A aplicação companheira, disponível para Android e iOS, é o centro de controlo. Temos um equalizador personalizável com predefinições e um seletor manual por bandas, a possibilidade de configurar pares estéreo e grupos multi sala, atualizações de firmware, e interruptores para as funcionalidades UWB. Não é tão densa em funcionalidades como algumas aplicações concorrentes, mas para mim isso é uma vantagem. Abre depressa, faz o que preciso – super eficiente!
Para chamadas de voz, existem quatro microfones distribuídos pelo topo que usam beamforming para se focarem na nossa voz e rejeitarem o ruído ambiente. Testei algumas chamadas na moto sound flow, e do outro lado da linha disseram-me consistentemente que a minha voz soava clara e natural. Não vai substituir uma coluna de conferência dedicada para uma sala de reuniões, mas para chamadas a dois numa casa normal, é mais do que competente.

Bateria que respeita o nosso tempo
A bateria interna de 6000mAh está classificada para cerca de 12 horas de reprodução em volume moderado, e isso bate certo com a minha experiência. Já a usei durante um dia inteiro, com música a tocar do final da manhã até ao apéro do fim da tarde, sem a coluna desistir. Empurrá-la para volumes altos vai cortar algum desse fôlego (a física é a física), mas continuamos confortavelmente a olhar para uma sessão longa antes de a dock ter de fazer o seu trabalho outra vez.

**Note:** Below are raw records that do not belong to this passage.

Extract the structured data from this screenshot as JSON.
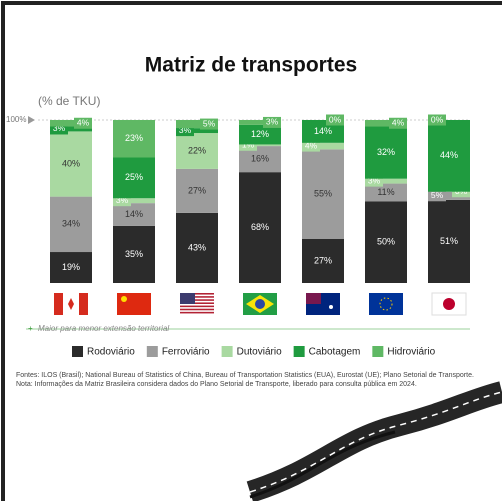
{
  "chart_data": {
    "type": "stacked_bar",
    "title": "Matriz de transportes",
    "y_axis_label": "(% de TKU)",
    "annotation": "Maior para menor extensão territorial",
    "source_note": "Fontes: ILOS (Brasil); National Bureau of Statistics of China, Bureau of Transportation Statistics (EUA), Eurostat (UE); Plano Setorial de Transporte. Nota: Informações da Matriz Brasileira considera dados do Plano Setorial de Transporte, liberado para consulta pública em 2024.",
    "categories": [
      null,
      null,
      null,
      null,
      null,
      null,
      null
    ],
    "ylim": [
      0,
      100
    ],
    "yticks": [
      {
        "value": 100,
        "label": "100%"
      }
    ],
    "legend": "bottom",
    "series": [
      {
        "name": "Rodoviário",
        "color": "#2b2b2b",
        "values": [
          19,
          35,
          43,
          68,
          27,
          50,
          51
        ],
        "value_labels": [
          "19%",
          "35%",
          "43%",
          "68%",
          "27%",
          "50%",
          "51%"
        ]
      },
      {
        "name": "Ferroviário",
        "color": "#9c9c9c",
        "values": [
          34,
          14,
          27,
          16,
          55,
          11,
          5
        ],
        "value_labels": [
          "34%",
          "14%",
          "27%",
          "16%",
          "55%",
          "11%",
          "5%"
        ]
      },
      {
        "name": "Dutoviário",
        "color": "#a9d9a1",
        "values": [
          40,
          3,
          22,
          1,
          4,
          3,
          0
        ],
        "value_labels": [
          "40%",
          "3%",
          "22%",
          "1%",
          "4%",
          "3%",
          "0%"
        ]
      },
      {
        "name": "Cabotagem",
        "color": "#1f9b3f",
        "values": [
          3,
          25,
          3,
          12,
          14,
          32,
          44
        ],
        "value_labels": [
          "3%",
          "25%",
          "3%",
          "12%",
          "14%",
          "32%",
          "44%"
        ]
      },
      {
        "name": "Hidroviário",
        "color": "#5fb864",
        "values": [
          4,
          23,
          5,
          3,
          0,
          4,
          0
        ],
        "value_labels": [
          "4%",
          "23%",
          "5%",
          "3%",
          "0%",
          "4%",
          "0%"
        ]
      }
    ]
  }
}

Quando chega a hora de carregar, a dock é genuinamente a melhor forma que já tive de alimentar uma coluna portátil. É também tranquilizador que o USB-C continue ali como alternativa, por isso uma power bank ou um carregador de portátil tira-nos de qualquer apuro.
Vale a pena?
A moto sound flow é a Motorola a chegar à conversa das colunas portáteis premium com algo a dizer. A afinação Sound by Bose entrega uma assinatura sonora que prioriza o equilíbrio e o detalhe em vez do volume fácil, os 30W de potência e a configuração de woofer mais tweeter mais radiadores passivos dão-lhe verdadeira margem dinâmica, e o conjunto de funcionalidades UWB transforma o que já seria uma excelente coluna em algo que parece significativamente à frente do seu tempo. Acrescente-se a resistência IP67, a autonomia para o dia inteiro, uma dock que simplesmente facilita o quotidiano, e um design que vamos querer mesmo deixar à vista, e temos um produto sobre o qual tenho muito poucas queixas reais. É o raro produto de estreia que não parece uma primeira tentativa, e estabelece uma fasquia notavelmente alta para o que vier a seguir.